ATLANTA—With full data out from a trial of Seattle Genetics’ Adcetris in advanced, first-line classical Hodgkin lymphoma, company officials are looking for a new FDA approval early next year. But at least one analyst is iffy about the treatment’s prospects.
Sunday at the American Society of Hematology (ASH) annual meeting, the biotech presented data showing that the benefit of a regimen containing Adcetris plus doxorubicin, vinblastine, and dacarbazine was “limited” in certain subgroups, as SunTrust’s Yatin Suneja put it in a note to clients.
Suneja's review suggested that the majority of the cocktail’s benefit, unveiled in June, occurred in Stage 4 patients, who, according to the analyst's estimates, represent only about 26% of the overall patient pool. In stage 3 patients, the Adcetris combo “showed minimal effect," he wrote.
Seattle Genetics, for its part, is hoping for a broad label in advanced Hodgkin lymphoma, for which it nabbed a breakthrough designation in October.
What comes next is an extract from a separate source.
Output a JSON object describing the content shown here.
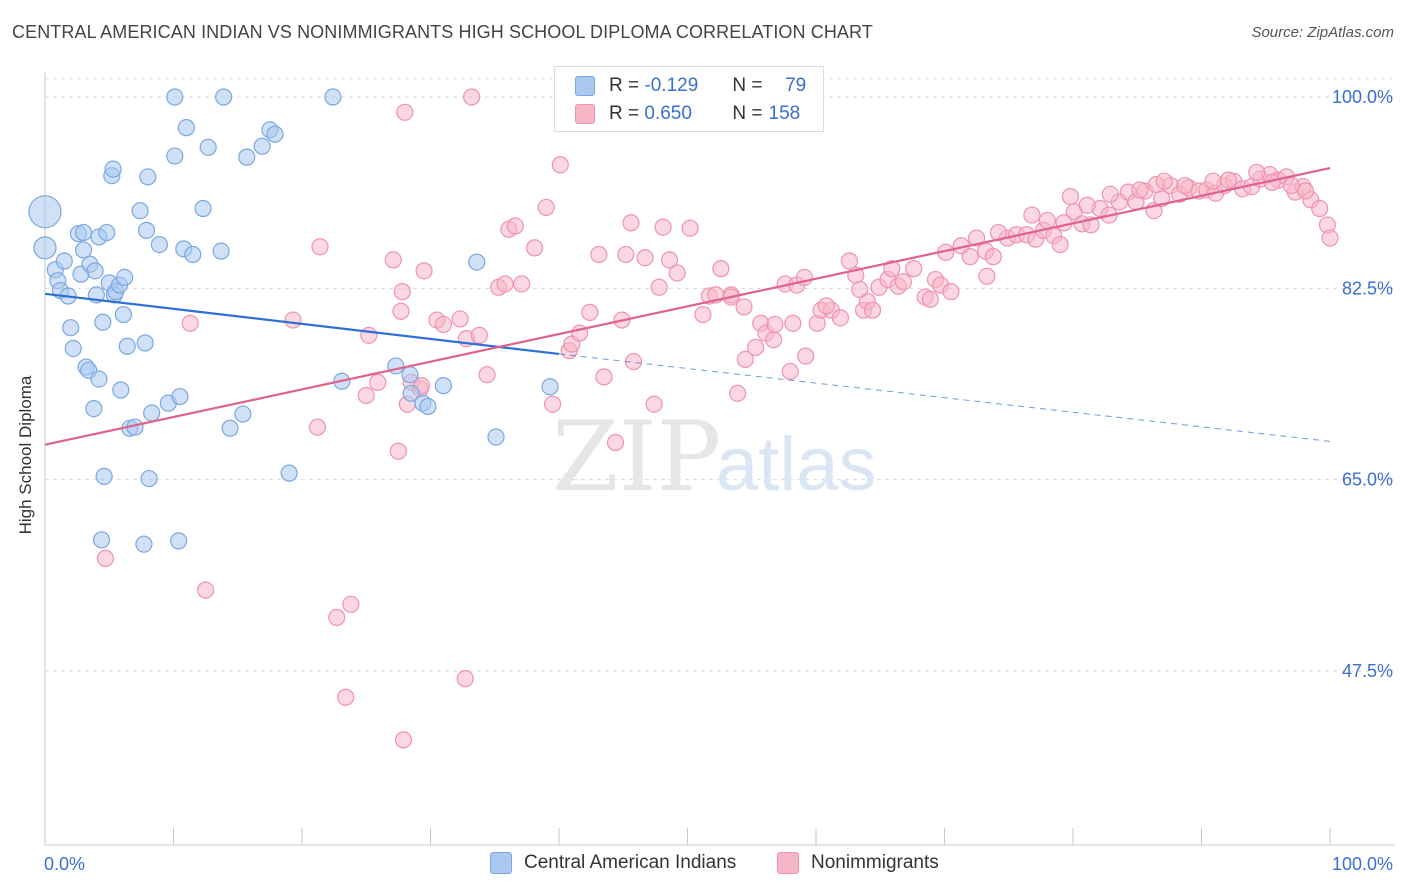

“I believe that if FDA goes ahead and approves this with a label that says ‘advanced Hodgkin lymphoma,’ I think that that would be very good because it puts it in the doctors’ hands to decide on their patients,” company CEO Clay Siegall said in an interview. “I like to give the doctors a tool and let them do their job. They’re very educated and very experienced, and to me, that’s the right label,” he added.
If Suneja's analysis is any indication, doctors may have quite a bit to sort out. The Adcetris combo regimen also performed far better in patients younger than 60; in patients older than 60, it failed to show an efficacy benefit at all, Suneja noted. And it’s the above-60 crowd that’s typically hit hardest by severe toxicity from bleomycin, a drug in the standard-of-care regimen that Adcetris replaces in the newcomer combo.
“The risk of higher infections, likely due to increased neutropenia” seen with the Adcetris cocktail—coupled with the lack of efficacy benefit—“suggest that uptake for A+AVD in this older age group could be more limited than anticipated,” Suneja wrote.
All things considered, “we believe the A+AVD combo is likely to be limited to younger (age <60 years) patients and/or those with Stage IV disease, which is likely to further restrict the total addressable patient population and hence the market potential of Adcetris,” he said.
And while he still expects to see an FDA approval, “we believe the market potential for Adcetris in this indication might be <$500 million,” he added.
The way Siegall sees it, however, Adcetris—which the company has forecasted will bring in $300 to $310 million in the U.S. and Canada this year—will eventually become a billion-dollar drug in those territories alone. If the drug can win a front-line nod, it will be “the biggest market opportunity that we have yet looked at,” Siegall said.
In advance of that possibility, the company decided in recent months to up the size of its sales force by about 30%, and now, “we think with the U.S. and Canada, we have it covered well,” he said. And if the company’s commercial team can launch the potential new indication the way it’s launched previous ones, it’ll be in good shape, he figures.
“We have very high market penetration to the modest market opportunities we currently have,” he said, adding, “We feel very good about how we’ve launched and continue to sell and market Adcetris.”